# Executive Summary


## Key Takeaways

1. More sales occur on mobile devices than the web.
2. Target majority of ad spend on Facebook and Google Ads.
3. New York appears to have approximately 3 times as many users when compared to the other top 10 major cities, out of 923 cities.

## Data Challenge: XYZ Software Sales


### Background

Compant XYZ Software sale revenues have been flat for some time. The VP ran a test to increase the price of the product in hopes that it would boost revenue.

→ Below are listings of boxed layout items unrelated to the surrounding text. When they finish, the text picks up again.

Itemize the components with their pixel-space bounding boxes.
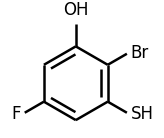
Text: Br: Br xyxy=(131,43,149,62)
Text: OH: OH xyxy=(63,1,89,19)
Text: SH: SH xyxy=(131,105,154,123)
Text: F: F xyxy=(11,105,21,123)
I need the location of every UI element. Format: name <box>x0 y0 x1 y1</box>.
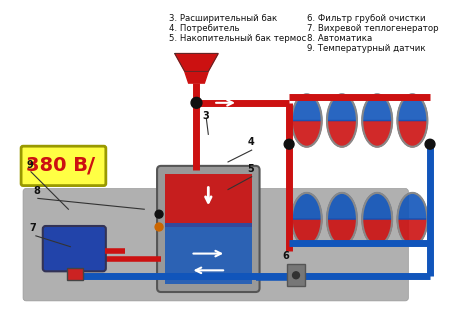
Polygon shape <box>362 94 392 121</box>
Bar <box>165 174 252 227</box>
Polygon shape <box>327 94 357 121</box>
Polygon shape <box>292 193 322 219</box>
Text: 3. Расширительный бак: 3. Расширительный бак <box>169 14 277 23</box>
Polygon shape <box>327 219 357 245</box>
Polygon shape <box>175 53 218 71</box>
Polygon shape <box>397 121 428 147</box>
Polygon shape <box>292 219 322 245</box>
Polygon shape <box>362 193 392 219</box>
Polygon shape <box>292 121 322 147</box>
FancyBboxPatch shape <box>23 189 408 301</box>
Circle shape <box>284 139 294 149</box>
Text: 6. Фильтр грубой очистки: 6. Фильтр грубой очистки <box>307 14 426 23</box>
Text: 8: 8 <box>33 186 40 197</box>
Text: 7: 7 <box>29 223 36 233</box>
Polygon shape <box>185 71 208 83</box>
Text: 6: 6 <box>282 251 289 260</box>
FancyBboxPatch shape <box>21 146 106 185</box>
Bar <box>287 264 305 286</box>
Bar <box>165 223 252 284</box>
Text: 9: 9 <box>26 160 33 170</box>
Bar <box>67 268 83 280</box>
Circle shape <box>425 139 435 149</box>
Text: 7. Вихревой теплогенератор: 7. Вихревой теплогенератор <box>307 24 438 33</box>
Circle shape <box>292 272 300 279</box>
Polygon shape <box>362 219 392 245</box>
Text: 380 В: 380 В <box>26 156 88 175</box>
Circle shape <box>155 223 163 231</box>
FancyBboxPatch shape <box>43 226 106 271</box>
Polygon shape <box>397 94 428 121</box>
Text: /: / <box>87 157 95 177</box>
Text: 5: 5 <box>248 164 255 174</box>
Text: 4. Потребитель: 4. Потребитель <box>169 24 239 33</box>
Polygon shape <box>397 193 428 219</box>
Polygon shape <box>362 121 392 147</box>
Text: 3: 3 <box>202 111 209 121</box>
Polygon shape <box>397 219 428 245</box>
Polygon shape <box>292 94 322 121</box>
Text: 9. Температурный датчик: 9. Температурный датчик <box>307 44 426 53</box>
FancyBboxPatch shape <box>157 166 260 292</box>
Text: 4: 4 <box>248 137 255 147</box>
Polygon shape <box>327 193 357 219</box>
Circle shape <box>191 97 202 108</box>
Text: 8. Автоматика: 8. Автоматика <box>307 34 372 43</box>
Polygon shape <box>327 121 357 147</box>
Circle shape <box>155 210 163 218</box>
Text: 5. Накопительный бак термос: 5. Накопительный бак термос <box>169 34 306 43</box>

* VP A/B tested software sales with 66% of users paying `$`39 per month and a sample of 33\% that pay `$`59 per month.
* The test has been running for some time and the VP wants to know if they should increase the price to \$59 for all users.

### Questions

1. Should XYZ sell the software for `$`39 or `$`59 per month?
2. What actionable insights from data exploration can improve conversion rates?
3. VP feels statistically significant results should be produced in a shorter time. How many days after the test began should it have been stopped and why?

# Data Preparation

### Load packages and import data

In [1]:
import numpy as np
import pandas as pd
import seaborn as sns
import matplotlib.pyplot as plt
%matplotlib inline

from dataprep.eda import plot, plot_correlation, plot_missing

In [2]:
# Load the data

test_res = pd.read_csv('test_results.csv')
users = pd.read_csv('user_table.csv')

FileNotFoundError: [Errno 2] File test_results.csv does not exist: 'test_results.csv'

#### Inspect the Data

In [None]:
test_res.head()

In [None]:
users.head()

Data from `test_res` has an unnamed column. I will remove that.

In [None]:
del test_res['Unnamed: 0']

In [None]:
test_res.head()

Explore data types of both datasets

In [None]:
test_res.dtypes

This will require some transformation. I will want to convert the `timestamp` to a `datetime` object. 

In [None]:
test_res.timestamp = pd.to_datetime(test_res.timestamp, errors='coerce')

In [None]:
test_res.dtypes

Now explore the `users` data

In [None]:
users.dtypes

Before I begin to look for duplicate and missing values I would like to explore some basic plots of the data.

In [None]:
plot(test_res)

It looks like direct traffic, google ads, and facebook comprise the top 3 traffice sources. More purchases are made by mobile than on web. Windows, iOS, and Android and the three primary operating systems.

In [None]:
plot(users)

The most important takeaway is that most users come from New York.

#### Merge dataframes on `user_id`

In [None]:
df_merged = test_res.merge(users, on='user_id', how='left')

In [None]:
df_merged.shape

In [None]:
df_merged.head()

#### Remove duplicate values

In [None]:
# Rows containing duplicate data
duplicate_rows_df = df_merged[df_merged.duplicated()]
print("number of duplicate rows: ", duplicate_rows_df.shape)

In [None]:
# Dropping the duplicates 
df_merged = df_merged.drop_duplicates()
df_merged.head(10)

#### Remove Missing Values

In [None]:
# Finding the null values.
print(df_merged.isnull().sum())

There are quite a few missing values. Numerous timestamp missing, this could be from the device from which a purchase was recorderd, relatively few (~312) missing values for source, numerous (20339) missing from OS, and consistently missing location information.

In [None]:
# Dropping the missing values.
df_clean = df_merged.dropna() 
df_clean.count()

Now that the dataset is clean start exploring relationships between variables

# Exploratory Data Analysis

#### Explore relationships between variables

To better explore reltionships between variables plot correlations.

In [None]:
plot_correlation(df_clean)

Not gleaning a lot of useful information from this. Will need to explore data further.